A failure to identify and successfully close and integrate strategic acquisition targets could have a material adverse impact
on the Company's business objectives and its net revenues and profitability.
Part of the Company's strategy involves deploying capital in investments that enhance the Company's business, which includes
pursuing strategic acquisitions to strengthen the Company's scientific capabilities, grow esoteric testing capabilities and increase
presence in key geographic areas. Since 2009, the Company has invested approximately $7.9 billion in strategic business
acquisitions for these purposes. However, the Company cannot assure that it will be able to identify acquisition targets that are
attractive to the Company or that are of a large enough size to have a meaningful impact on the Company's operating results.
Furthermore, the successful closing and integration of a strategic acquisition entails numerous risks, including, among others:
failure to obtain regulatory clearance, including due to antitrust concerns;
loss of key customers or employees;
difficulty in consolidating redundant facilities and infrastructure and in standardizing information and other systems;
unidentified regulatory problems;
failure to maintain the quality of services that such companies have historically provided;
coordination of geographically-separated facilities and workforces; and
diversion of management's attention from the day-to-day business of the Company.
The Company cannot assure that current or future acquisitions, if any, or any related integration efforts will be successful, or
that the Company's business will not be adversely affected by any future acquisitions, including with respect to net revenues and
profitability.
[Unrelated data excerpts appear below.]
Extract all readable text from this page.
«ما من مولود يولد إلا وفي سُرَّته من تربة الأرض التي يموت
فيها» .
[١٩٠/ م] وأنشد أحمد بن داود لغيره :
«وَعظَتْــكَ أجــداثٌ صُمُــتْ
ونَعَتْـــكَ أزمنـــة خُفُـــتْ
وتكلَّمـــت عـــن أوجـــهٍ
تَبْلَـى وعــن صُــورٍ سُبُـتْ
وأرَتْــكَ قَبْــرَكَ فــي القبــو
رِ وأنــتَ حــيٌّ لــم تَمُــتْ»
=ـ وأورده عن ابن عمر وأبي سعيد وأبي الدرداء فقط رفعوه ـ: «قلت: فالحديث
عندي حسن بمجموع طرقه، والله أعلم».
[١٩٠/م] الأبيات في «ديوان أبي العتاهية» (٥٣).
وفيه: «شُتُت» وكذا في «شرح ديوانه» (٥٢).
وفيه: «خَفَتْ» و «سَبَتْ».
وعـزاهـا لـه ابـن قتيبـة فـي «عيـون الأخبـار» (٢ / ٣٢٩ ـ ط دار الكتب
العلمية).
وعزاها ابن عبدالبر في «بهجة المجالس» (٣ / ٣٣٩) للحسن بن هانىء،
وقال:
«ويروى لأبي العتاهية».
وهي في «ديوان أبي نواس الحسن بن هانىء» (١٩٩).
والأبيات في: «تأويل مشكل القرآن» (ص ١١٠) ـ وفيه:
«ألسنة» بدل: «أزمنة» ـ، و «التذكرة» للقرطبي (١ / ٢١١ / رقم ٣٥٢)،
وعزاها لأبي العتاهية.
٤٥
Even if the Company is able to successfully integrate the operations of businesses that it may acquire in the future,
the Company may not be able to realize the benefits that it expects from such acquisitions.
Adverse results in material litigation matters could have a material adverse effect upon the Company’s business.
The Company may become subject in the ordinary course of business to material legal action related to, among other things,
intellectual property disputes, professional liability and employee-related matters, as well as inquiries and requests for information
from governmental agencies and bodies and Medicare or Medicaid carriers requesting comment and/or information on allegations
of billing irregularities or billing and pricing arrangements that are brought to their attention through billing audits or third parties.
Legal actions could result in substantial monetary damages as well as damage to the Company’s reputation with customers, which
could have a material adverse effect upon its business.
An inability to attract and retain experienced and qualified personnel could adversely affect the Company’s business.
The loss of key management personnel or the inability to attract and retain experienced and qualified employees at the Company’s
clinical laboratories and research centers could adversely affect the business. The success of the Company is dependent in part on
the efforts of key members of its management team. Success in maintaining the Company’s leadership position in genomic and
other advanced testing technologies will depend in part on the Company’s ability to attract and retain skilled research professionals.